Water aerobics is another excellent low-impact activity that will provide essential aerobic exercise to strengthen your heart while remaining easy on the joints. If you join a class, you also get to enjoy working out with other people, which can be a great way to make social connections and receive motivation.
Walking is probably the most popular exercise for seniors because it is so simple. It doesn’t require any equipment and it can be done anywhere. If you haven’t exercised in a while, start by walking inside your house. When you feel up to it, you can head outdoors for a walk through your neighborhood or ask a friend to meet you at the mall to walk a few laps indoors.
Gentle stretching helps you maintain full range of motion in your joints, which is important for retaining your ability to engage in routine daily activities. Yoga and tai chi are excellent ways to incorporate stretching into your exercise program, but you can also do simple stretching exercises to limber up important muscles groups such as your calves, hamstrings, quadriceps, shoulders, and arms.
Many people shy away from strength training because the idea of lifting weights makes them think of a bulky gym rat. But strength training is important for preventing muscle loss and maintaining your balance and stamina. Start with exercises like bicep curls, shoulder raises, squats, leg raises, and toe raises, adding weight gradually as you build strength.
If you have trouble with balance, you can still improve muscle strength by starting with simple exercises performed while sitting down. Strengthen your legs with toe taps, heel raises, and knee lifts, and tone your upper body with bicep curls, shoulder blade squeezes, shoulder and neck stretches, and arm raises. As you become stronger, you can add in light weights to improve strength.

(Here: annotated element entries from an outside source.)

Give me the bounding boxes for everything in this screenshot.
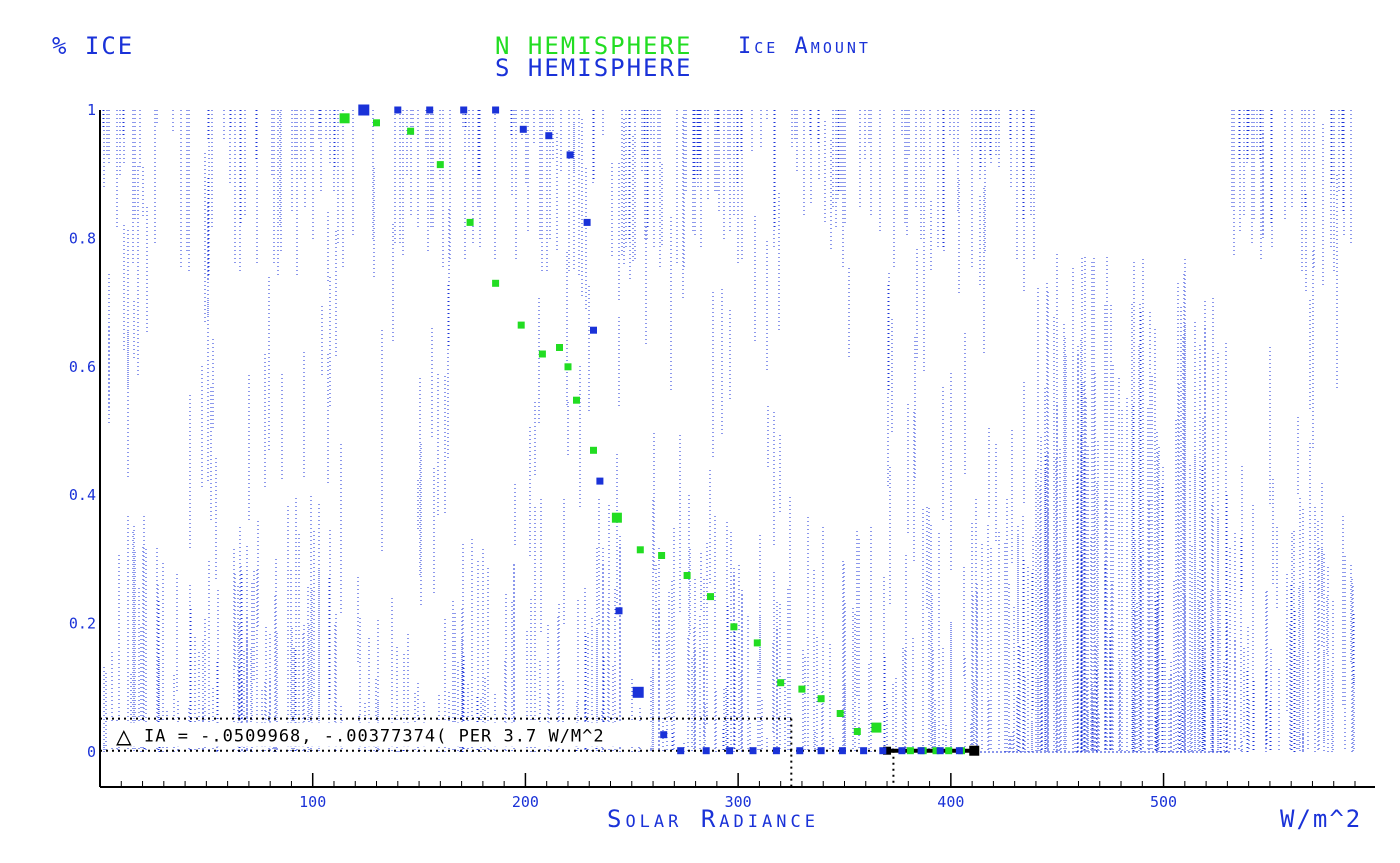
background-scatter — [102, 110, 1355, 753]
n-hemisphere-point — [798, 685, 806, 693]
n-hemisphere-point — [556, 344, 563, 351]
y-tick-label: 1 — [87, 101, 96, 119]
n-hemisphere-point — [436, 161, 444, 169]
n-hemisphere-point — [945, 747, 953, 755]
n-hemisphere-point — [683, 572, 691, 579]
n-hemisphere-point — [871, 722, 882, 733]
s-hemisphere-point — [726, 747, 734, 755]
n-hemisphere-point — [636, 546, 644, 554]
x-axis-label: Solar Radiance — [607, 805, 819, 833]
delta-annotation-text: IA = -.0509968, -.00377374( PER 3.7 W/M^… — [144, 727, 605, 747]
legend-s-hemisphere: S HEMISPHERE — [495, 54, 693, 82]
background-streaks — [102, 110, 1355, 752]
n-hemisphere-point — [753, 639, 761, 647]
n-hemisphere-point — [538, 350, 546, 358]
s-hemisphere-point — [702, 747, 710, 755]
s-hemisphere-point — [615, 607, 623, 615]
x-tick-label: 100 — [299, 793, 326, 811]
s-hemisphere-point — [519, 125, 527, 133]
s-hemisphere-point — [936, 747, 944, 755]
data-points — [339, 104, 965, 755]
s-hemisphere-point — [838, 747, 846, 755]
x-tick-label: 400 — [937, 793, 964, 811]
s-hemisphere-point — [590, 326, 597, 334]
n-hemisphere-point — [517, 321, 525, 329]
n-hemisphere-point — [339, 113, 350, 124]
s-hemisphere-point — [492, 106, 500, 114]
n-hemisphere-point — [573, 396, 580, 404]
s-hemisphere-point — [772, 747, 780, 755]
n-hemisphere-point — [817, 695, 825, 703]
y-axis-label: % ICE — [52, 32, 135, 60]
n-hemisphere-point — [906, 747, 914, 755]
y-tick-label: 0.6 — [69, 358, 96, 376]
axes: 100 200 300 400 500 0 0.2 0.4 0.6 0.8 1 — [69, 101, 1375, 811]
s-hemisphere-point — [817, 747, 825, 755]
s-hemisphere-point — [596, 477, 604, 485]
n-hemisphere-point — [564, 363, 572, 371]
n-hemisphere-point — [777, 679, 785, 687]
delta-annotation: △ IA = -.0509968, -.00377374( PER 3.7 W/M… — [100, 717, 980, 787]
n-hemisphere-point — [836, 710, 844, 717]
n-hemisphere-point — [407, 127, 415, 135]
n-hemisphere-point — [730, 623, 738, 631]
s-hemisphere-point — [677, 747, 685, 755]
s-hemisphere-point — [879, 747, 887, 755]
s-hemisphere-point — [796, 747, 804, 755]
s-hemisphere-point — [917, 747, 925, 755]
s-hemisphere-point — [545, 132, 553, 140]
s-hemisphere-point — [394, 106, 402, 114]
n-hemisphere-point — [853, 728, 861, 735]
x-tick-label: 500 — [1150, 793, 1177, 811]
n-hemisphere-point — [658, 552, 666, 559]
s-hemisphere-point — [460, 106, 468, 114]
annotation-backdrop — [110, 722, 652, 747]
s-hemisphere-point — [566, 151, 574, 159]
s-hemisphere-point — [749, 747, 757, 755]
chart-title: Ice Amount — [738, 34, 871, 59]
fit-line-startpoint — [883, 746, 892, 755]
y-tick-label: 0 — [87, 743, 96, 761]
s-hemisphere-point — [660, 731, 668, 739]
n-hemisphere-point — [932, 747, 940, 755]
x-axis-units: W/m^2 — [1280, 805, 1363, 833]
y-tick-label: 0.8 — [69, 229, 96, 247]
s-hemisphere-point — [898, 747, 906, 755]
s-hemisphere-point — [632, 686, 644, 698]
n-hemisphere-point — [707, 593, 714, 601]
x-tick-label: 300 — [725, 793, 752, 811]
n-hemisphere-point — [611, 512, 622, 523]
s-hemisphere-point — [426, 106, 434, 114]
y-tick-label: 0.4 — [69, 486, 96, 504]
fit-line-endpoint — [969, 745, 980, 756]
legend-n-hemisphere: N HEMISPHERE — [495, 32, 693, 60]
delta-symbol: △ — [116, 722, 132, 752]
s-hemisphere-point — [860, 747, 868, 755]
s-hemisphere-point — [955, 747, 963, 755]
n-hemisphere-point — [466, 218, 474, 226]
n-hemisphere-point — [373, 119, 380, 127]
s-hemisphere-point — [583, 218, 591, 226]
y-tick-label: 0.2 — [69, 615, 96, 633]
n-hemisphere-point — [590, 446, 597, 454]
n-hemisphere-point — [492, 279, 500, 287]
x-tick-label: 200 — [512, 793, 539, 811]
s-hemisphere-point — [358, 104, 370, 116]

As part of an overall commitment to a healthy lifestyle, exercise can help you stay active longer and reduce your risk of losing mobility. Whatever exercise program you choose, be sure to talk to your doctor, start slowly, and build up over time. Increasing the length of exercise sessions and adding too much too quickly are the most common reasons seniors experience injuries during exercise. Listen to your body, and when you feel tired, take a break. It’s also important to build rest days into your week so that your body has a chance to recover.